Włoch drugiego dnia rywalizacji świetnie odnalazł się w walce na rantach i załapał do czołowej grupy. Na ostatnich metrach 31-latek usiadł na kole rozprowadzanego Pascala Ackermanna i wykorzystał jego błąd. Niemiec za wcześnie rozpoczął finisz, nie będąc w stanie odpowiedzieć na kontrę rozpędzonego Nizzolo.
To był bardzo stresujący dzień. Wiedziałem, że zespół Bora-hansgrohe będzie pracował na generalkę, więc starałem się zaoszczędzić tyle energii ile mogłem. Na finiszu pilnowałem Ackermanna i wybrałem miejsce na jego kole
– powiedział kolarz NTT Pro Cycling.
Nizzolo od początku sezonu imponuje formą. Doświadczony Włoch jest w stanie z powodzeniem rywalizować z największymi tuzami sprintu, dzięki czemu ma na swoim koncie dwa zwycięstwa na etapach Tour Down Under i Paryż-Nicea oraz 2. miejsce w prestiżowym klasyku Kuurne-Bruksela-Kuurne.
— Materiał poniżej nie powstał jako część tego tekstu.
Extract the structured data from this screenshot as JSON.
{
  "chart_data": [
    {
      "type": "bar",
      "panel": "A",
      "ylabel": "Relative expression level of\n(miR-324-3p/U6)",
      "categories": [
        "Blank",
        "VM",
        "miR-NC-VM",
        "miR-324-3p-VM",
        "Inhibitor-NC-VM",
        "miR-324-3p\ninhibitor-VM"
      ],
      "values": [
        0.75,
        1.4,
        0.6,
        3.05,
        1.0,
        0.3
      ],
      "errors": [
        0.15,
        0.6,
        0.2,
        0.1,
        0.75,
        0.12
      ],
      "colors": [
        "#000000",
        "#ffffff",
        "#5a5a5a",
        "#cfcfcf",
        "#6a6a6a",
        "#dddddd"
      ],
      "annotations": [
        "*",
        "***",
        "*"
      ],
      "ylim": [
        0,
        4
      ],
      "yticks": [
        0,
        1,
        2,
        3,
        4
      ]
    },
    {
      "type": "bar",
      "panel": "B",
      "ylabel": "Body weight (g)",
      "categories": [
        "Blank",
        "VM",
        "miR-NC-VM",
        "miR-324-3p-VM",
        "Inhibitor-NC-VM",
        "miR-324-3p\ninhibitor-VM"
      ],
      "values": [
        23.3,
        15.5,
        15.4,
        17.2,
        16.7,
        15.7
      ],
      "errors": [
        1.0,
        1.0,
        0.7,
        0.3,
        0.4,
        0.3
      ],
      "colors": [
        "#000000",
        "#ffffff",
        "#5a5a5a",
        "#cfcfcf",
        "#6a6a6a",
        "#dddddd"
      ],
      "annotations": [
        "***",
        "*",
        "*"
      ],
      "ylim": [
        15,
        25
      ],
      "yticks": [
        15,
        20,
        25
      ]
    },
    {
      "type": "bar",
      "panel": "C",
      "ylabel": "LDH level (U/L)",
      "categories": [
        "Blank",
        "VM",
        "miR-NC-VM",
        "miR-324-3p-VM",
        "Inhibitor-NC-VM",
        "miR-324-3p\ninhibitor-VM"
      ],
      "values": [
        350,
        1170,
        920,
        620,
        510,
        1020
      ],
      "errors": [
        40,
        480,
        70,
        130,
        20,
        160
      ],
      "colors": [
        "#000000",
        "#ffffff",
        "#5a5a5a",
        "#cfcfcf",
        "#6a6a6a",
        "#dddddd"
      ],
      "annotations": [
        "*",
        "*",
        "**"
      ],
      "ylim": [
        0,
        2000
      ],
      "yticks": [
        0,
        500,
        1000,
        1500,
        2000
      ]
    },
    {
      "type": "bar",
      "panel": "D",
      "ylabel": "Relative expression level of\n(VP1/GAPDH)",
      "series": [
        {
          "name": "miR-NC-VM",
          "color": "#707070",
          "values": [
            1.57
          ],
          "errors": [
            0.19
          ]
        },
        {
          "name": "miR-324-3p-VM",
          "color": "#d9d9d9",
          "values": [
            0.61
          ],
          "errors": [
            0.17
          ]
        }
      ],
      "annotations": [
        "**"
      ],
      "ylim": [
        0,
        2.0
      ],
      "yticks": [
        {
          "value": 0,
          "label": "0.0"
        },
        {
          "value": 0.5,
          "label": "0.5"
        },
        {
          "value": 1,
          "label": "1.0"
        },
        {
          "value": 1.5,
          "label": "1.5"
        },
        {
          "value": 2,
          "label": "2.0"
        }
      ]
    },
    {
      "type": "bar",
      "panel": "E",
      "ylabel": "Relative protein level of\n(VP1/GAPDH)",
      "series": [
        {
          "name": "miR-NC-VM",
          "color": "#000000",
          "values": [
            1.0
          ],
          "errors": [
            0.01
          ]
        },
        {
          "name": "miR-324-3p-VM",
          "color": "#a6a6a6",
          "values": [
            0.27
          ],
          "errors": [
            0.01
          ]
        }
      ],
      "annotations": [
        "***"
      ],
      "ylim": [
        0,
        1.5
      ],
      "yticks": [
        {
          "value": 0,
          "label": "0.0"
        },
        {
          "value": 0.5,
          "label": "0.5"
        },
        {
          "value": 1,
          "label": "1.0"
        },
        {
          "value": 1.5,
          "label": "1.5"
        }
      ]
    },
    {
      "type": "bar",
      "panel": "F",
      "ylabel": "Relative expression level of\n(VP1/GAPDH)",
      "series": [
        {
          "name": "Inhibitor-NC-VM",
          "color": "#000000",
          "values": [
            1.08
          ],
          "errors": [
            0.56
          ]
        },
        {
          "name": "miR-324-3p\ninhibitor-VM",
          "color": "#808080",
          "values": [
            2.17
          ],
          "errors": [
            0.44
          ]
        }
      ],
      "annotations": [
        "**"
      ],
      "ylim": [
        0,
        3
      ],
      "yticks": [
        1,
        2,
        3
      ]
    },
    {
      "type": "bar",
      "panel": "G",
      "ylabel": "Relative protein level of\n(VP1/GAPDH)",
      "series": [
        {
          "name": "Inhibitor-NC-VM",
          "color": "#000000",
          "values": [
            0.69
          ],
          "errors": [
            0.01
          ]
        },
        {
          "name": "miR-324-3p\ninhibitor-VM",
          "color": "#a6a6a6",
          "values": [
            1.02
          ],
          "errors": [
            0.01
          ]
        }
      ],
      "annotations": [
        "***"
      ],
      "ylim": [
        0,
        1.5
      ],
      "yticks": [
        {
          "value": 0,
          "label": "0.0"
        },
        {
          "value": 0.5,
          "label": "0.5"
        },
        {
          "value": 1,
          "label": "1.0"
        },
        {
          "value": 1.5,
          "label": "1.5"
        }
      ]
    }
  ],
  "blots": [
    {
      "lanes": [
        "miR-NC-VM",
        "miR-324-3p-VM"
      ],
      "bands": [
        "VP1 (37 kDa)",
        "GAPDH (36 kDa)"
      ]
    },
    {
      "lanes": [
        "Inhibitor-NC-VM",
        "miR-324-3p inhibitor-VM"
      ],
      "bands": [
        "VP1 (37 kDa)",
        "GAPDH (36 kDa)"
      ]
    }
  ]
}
Od początku sezonu jestem w dobrej formie. Wygrana etapowa w wyścigu Paryż-Nicea to doskonały wynik dla mnie i dla mojej drużyny. Nie mogę się doczekać kolejnych etapów. Mam nadzieję, że będę w stanie utrzymać taką dyspozycję
– mówił były mistrz Włoch.
31-latek szykuje się do startu w Giro d’Italia (9-31 maja). Warto wspomnieć, że Nizzolo dwukrotnie wygrywał klasyfikację punktową Corsa Rosa, ale w jego palmares brakuje etapowego triumfu.